When a couple enters a marital relationship after having cohabitated, their passion is not at its peak, as frequency of sexual activity declines steadily as the relationship lengthens, reaching roughly half the frequency after one year of marriage compared to the first month of marriage, and declining more gradually thereafter. If people have reached their peak of passion during cohabitation, they come to the challenging years of marriage without the drive that passion gives the relationship and that provides the energy to overcome the challenges of that they will need to face in a marital framework. It is also possible that after cohabitation, people take divorce more lightly as in cohabitation you experience and consider separation as more natural.

In contrast to the above considerations, there are scholars who emphasize the value of premarital cohabitation as a kind of "trial marriage," which enables the couple to get better acquainted with each other before committing themselves to marriage. The supporters of this theory claim that those who cohabit prior to marriage tend to have a greater risk of marital dissolution, not because they cohabited, but for other intrinsic reasons, some of which lead them to cohabit in the first place.

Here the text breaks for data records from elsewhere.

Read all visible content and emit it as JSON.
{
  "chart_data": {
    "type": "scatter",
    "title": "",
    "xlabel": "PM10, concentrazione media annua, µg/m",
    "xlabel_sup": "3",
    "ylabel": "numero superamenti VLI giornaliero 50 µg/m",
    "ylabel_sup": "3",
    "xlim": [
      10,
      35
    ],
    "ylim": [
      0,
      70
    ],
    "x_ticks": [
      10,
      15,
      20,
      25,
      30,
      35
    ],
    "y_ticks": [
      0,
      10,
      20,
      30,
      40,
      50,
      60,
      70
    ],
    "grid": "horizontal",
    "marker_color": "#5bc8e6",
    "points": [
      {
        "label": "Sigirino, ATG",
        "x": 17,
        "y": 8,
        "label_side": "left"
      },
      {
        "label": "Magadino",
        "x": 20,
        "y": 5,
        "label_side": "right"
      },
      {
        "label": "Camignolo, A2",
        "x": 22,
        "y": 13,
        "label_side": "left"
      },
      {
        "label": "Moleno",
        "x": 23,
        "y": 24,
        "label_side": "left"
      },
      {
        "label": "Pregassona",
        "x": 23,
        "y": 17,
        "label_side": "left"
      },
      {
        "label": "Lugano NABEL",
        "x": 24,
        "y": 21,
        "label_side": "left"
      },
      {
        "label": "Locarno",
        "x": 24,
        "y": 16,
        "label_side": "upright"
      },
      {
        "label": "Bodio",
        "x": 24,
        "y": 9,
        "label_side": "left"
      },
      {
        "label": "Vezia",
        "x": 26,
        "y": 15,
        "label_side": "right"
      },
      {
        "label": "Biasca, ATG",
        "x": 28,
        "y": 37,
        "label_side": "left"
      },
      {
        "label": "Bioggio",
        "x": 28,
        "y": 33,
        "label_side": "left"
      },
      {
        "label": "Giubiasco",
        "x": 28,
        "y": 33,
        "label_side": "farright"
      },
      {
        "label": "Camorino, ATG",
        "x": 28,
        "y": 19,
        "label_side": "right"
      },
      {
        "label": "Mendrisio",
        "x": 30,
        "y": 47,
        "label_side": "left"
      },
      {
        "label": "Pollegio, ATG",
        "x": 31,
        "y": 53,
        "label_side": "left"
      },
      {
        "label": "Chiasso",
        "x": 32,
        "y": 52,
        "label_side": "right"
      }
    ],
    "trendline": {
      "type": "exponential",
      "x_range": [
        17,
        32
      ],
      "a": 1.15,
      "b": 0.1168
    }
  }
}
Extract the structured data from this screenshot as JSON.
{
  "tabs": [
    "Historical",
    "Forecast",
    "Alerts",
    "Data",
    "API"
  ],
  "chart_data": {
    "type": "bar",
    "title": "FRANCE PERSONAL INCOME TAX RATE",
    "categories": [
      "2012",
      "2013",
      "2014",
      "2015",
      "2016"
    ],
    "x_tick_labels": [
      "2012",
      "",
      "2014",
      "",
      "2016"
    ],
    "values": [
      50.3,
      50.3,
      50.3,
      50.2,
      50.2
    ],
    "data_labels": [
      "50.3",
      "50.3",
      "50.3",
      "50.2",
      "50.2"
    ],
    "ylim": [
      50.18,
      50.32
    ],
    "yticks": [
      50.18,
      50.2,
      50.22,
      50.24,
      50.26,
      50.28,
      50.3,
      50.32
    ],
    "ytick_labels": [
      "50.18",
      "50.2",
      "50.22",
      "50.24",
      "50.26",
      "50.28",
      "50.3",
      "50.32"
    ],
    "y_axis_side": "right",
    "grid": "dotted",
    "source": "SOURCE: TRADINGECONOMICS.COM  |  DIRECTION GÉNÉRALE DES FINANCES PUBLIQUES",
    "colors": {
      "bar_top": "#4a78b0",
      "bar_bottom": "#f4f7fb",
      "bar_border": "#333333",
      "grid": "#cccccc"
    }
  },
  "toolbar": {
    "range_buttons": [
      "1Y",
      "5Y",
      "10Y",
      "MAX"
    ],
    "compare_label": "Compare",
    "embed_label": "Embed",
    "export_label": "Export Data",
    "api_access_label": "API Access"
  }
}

Accordingly, once various personal characteristics are controlled for, the risks of marital dissolution for those who cohabit prior to marriage are significantly lower than for those who marry directly (here).

The dispute regarding the overall value of premarital cohabitation concerns the issue of whether the negative correlation between cohabitation and divorce (and marital quality in general) refers to process factors or selection factors. Process factors refer to the experience of cohabitation while selection factors refer to the characteristics of individuals who happen to be in cohabitation. I believe that the nature of the correlation between cohabitation and marital quality depends on both types of factors, and the interaction between these types of factors is complex and dynamic.

All the positive and negative effects mentioned here—that is, the positive learning effects of trial marriage and the negative inertia effects—are indeed present in the transition from cohabitation to marriage. However, these effects (and others) have different relative weights in different cases, and those finally determine the overall impact upon marital quality. People who live together learn more about each other; however, such living increases constraints, regardless of the intensity of love and the quality of the relationship. As a result of these effects people who cohabit will marry even if they might not do so if they had not cohabited. However, in the case of the learning effect they will do so for the right reasons—that is, reasons that will enhance the quality of their relationship; in the case of the increase in the cost of separation, the decision to marry is taken for the wrong reasons, since these are temporary reasons that have no significant value for long-term marital quality.

The above considerations do not mean that there is no cognitive value in the process of drifting, but merely that we should be aware of both the positive and negative cognitive consequences of drifting. Sometimes we make better choices without subjecting our decisions to intellectual thinking, but by just letting ourselves drift into the appropriate decision; on the other hand, sometimes drifting has negative consequences of which we should be aware.

Romantic drifting often leads to romantic compromises. It is more common to drift into compromised situations rather than to consciously and deliberately choose them in the first place. The person appears not to make choices, but to keep swimming with the stream like dead fish.